First grade children will probably be:
Six or seven years old.
Impulsive -- going from one extreme to another, with spurts of antagonism.
Often dawdling -- more interested in playing than in eating or dressing. There will be periods of deep thinking, and periods of inattention, periods of laughter and tears in quick succession.
Often careless of their clothes.
Frequently combative. When thwarted, they resort to such behavior as sulking or damaging the possessions of others.
Competitive -- wanting to be a winner, first to be chosen, best liked, the biggest, and so on.
Boastful -- trying to establish their own superiority.
Active, climbing, running, and wrestling; trying to do things too hard for them.
What do first graders need?
To feel secure and loved, no matter what they do.

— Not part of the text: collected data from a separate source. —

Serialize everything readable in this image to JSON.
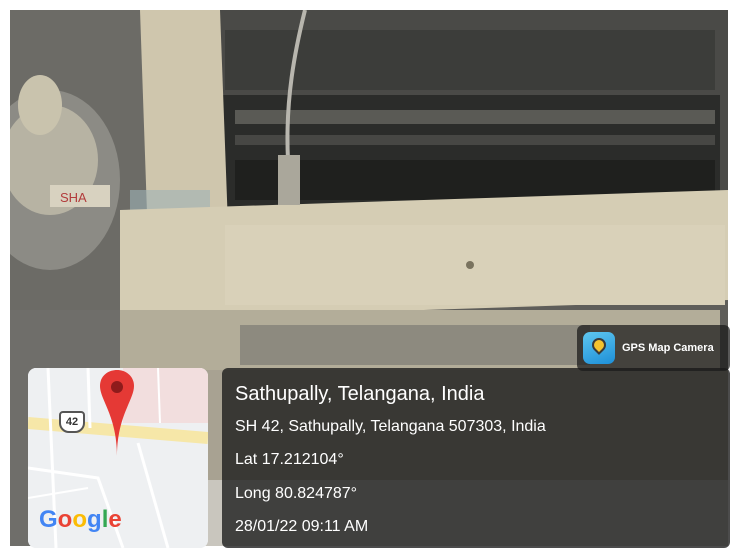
{
  "badge": {
    "app_name": "GPS Map Camera",
    "icon": "gps-camera-app-icon"
  },
  "map": {
    "provider_logo": "Google",
    "road_shield": "42",
    "logo_colors": [
      "#4285F4",
      "#EA4335",
      "#FBBC05",
      "#4285F4",
      "#34A853",
      "#EA4335"
    ],
    "marker_color": "#E53935"
  },
  "location": {
    "title": "Sathupally, Telangana, India",
    "address": "SH 42, Sathupally, Telangana 507303, India",
    "latitude": "Lat 17.212104°",
    "longitude": "Long 80.824787°",
    "timestamp": "28/01/22 09:11 AM"
  },
  "photo": {
    "sticker_text": "SHA"
  }
}
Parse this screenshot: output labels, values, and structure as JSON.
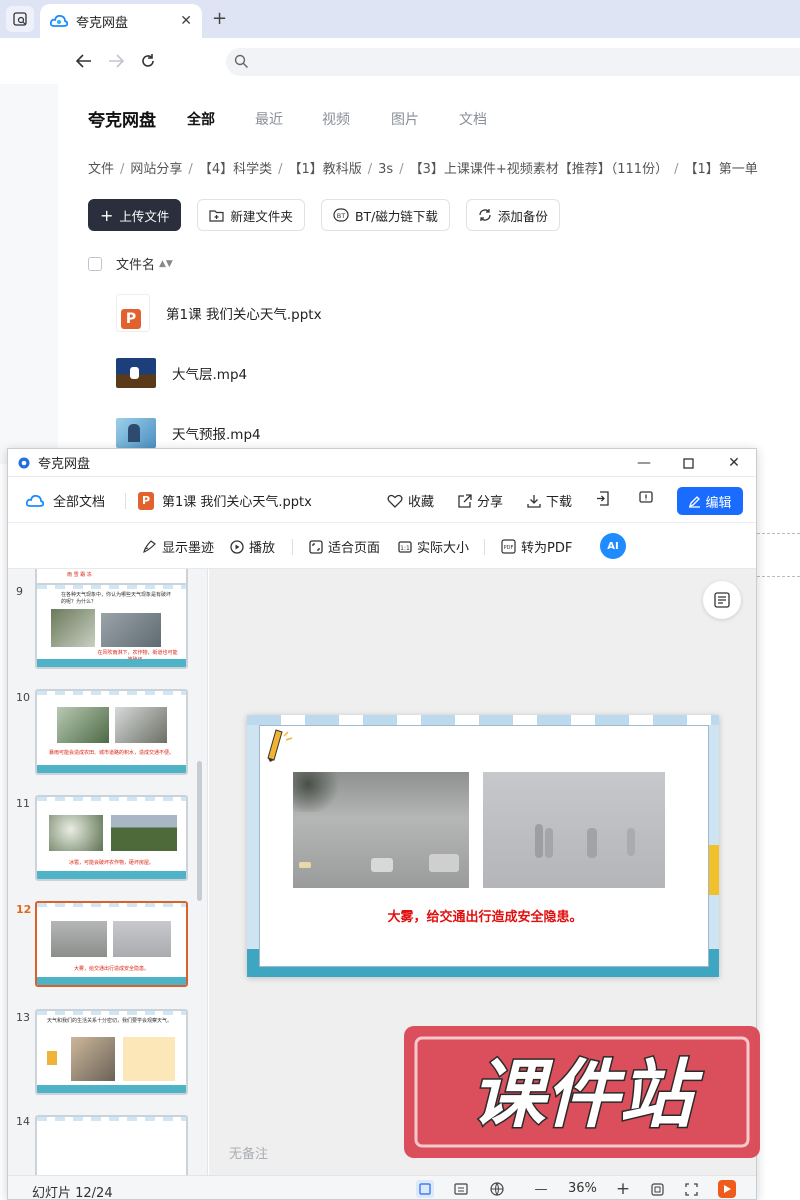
{
  "browser": {
    "tab_title": "夸克网盘",
    "tab_close": "✕",
    "new_tab": "+"
  },
  "page": {
    "brand": "夸克网盘",
    "nav_tabs": [
      "全部",
      "最近",
      "视频",
      "图片",
      "文档"
    ],
    "breadcrumb": [
      "文件",
      "网站分享",
      "【4】科学类",
      "【1】教科版",
      "3s",
      "【3】上课课件+视频素材【推荐】（111份）",
      "【1】第一单"
    ],
    "actions": {
      "upload": "上传文件",
      "new_folder": "新建文件夹",
      "bt": "BT/磁力链下载",
      "backup": "添加备份"
    },
    "file_header": "文件名",
    "files": [
      {
        "name": "第1课 我们关心天气.pptx",
        "type": "pptx"
      },
      {
        "name": "大气层.mp4",
        "type": "video"
      },
      {
        "name": "天气预报.mp4",
        "type": "video"
      }
    ]
  },
  "viewer": {
    "window_title": "夸克网盘",
    "all_docs": "全部文档",
    "doc_name": "第1课 我们关心天气.pptx",
    "favorite": "收藏",
    "share": "分享",
    "download": "下载",
    "edit": "编辑",
    "toolbar2": {
      "ink": "显示墨迹",
      "play": "播放",
      "fit": "适合页面",
      "actual": "实际大小",
      "to_pdf": "转为PDF",
      "ai": "AI"
    },
    "thumbnails": [
      {
        "num": "9",
        "caption": "在风吹雨淋下，农作物，街道也可能被破坏。",
        "text": "在各种天气现象中，你认为哪些天气现象是有破坏的呢？为什么？"
      },
      {
        "num": "10",
        "caption": "暴雨可能会造成农田、城市道路的积水，造成交通不便。",
        "text": ""
      },
      {
        "num": "11",
        "caption": "冰雹，可能会破坏农作物，砸坏房屋。",
        "text": ""
      },
      {
        "num": "12",
        "caption": "大雾，给交通出行造成安全隐患。",
        "text": "",
        "active": true
      },
      {
        "num": "13",
        "caption": "",
        "text": "天气和我们的生活关系十分密切，我们要学会观察天气。"
      },
      {
        "num": "14",
        "caption": "",
        "text": ""
      }
    ],
    "slide_caption": "大雾，给交通出行造成安全隐患。",
    "notes_placeholder": "无备注",
    "slide_counter": "幻灯片 12/24",
    "zoom": "36%"
  },
  "watermark": "课件站",
  "colors": {
    "accent": "#1a6cff",
    "ppt_orange": "#e2622f",
    "caption_red": "#e20f0f",
    "watermark_red": "#d9404f"
  }
}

Generous praise and not too much criticism of errors.
To be distracted form undesirable behaviors in kindly ways.
Opportunities to show what they can do and to talk about themselves and their interests.
Broadening experiences to satisfy their growing interests.
A knowledge of property rights to accompany their collecting tendencies.
How can parents help?
Parents can help their first graders by:
Having a sense of humor and infinite patience to help them though this period of opposite behaviors.
Avoiding direct clashes of will.
Seeing that they have enough rest, nourishing food, and exercise.
Racing with them to overcome dawdling.
Planning Surprises
Ignoring grimaces, giggle, and silly actions. Giving them something to do before visitors so that they will not feel it necessary to act foolish to get attention.
Skillfully distracting them from difficulties by having some humorous tricks up your sleeve to build up their good behavior.
Demanding little of them on their "bad days".
Remembering that there is nothing wrong with your child but "six-year-oldness," and that wise guidance and time will bring positive changes.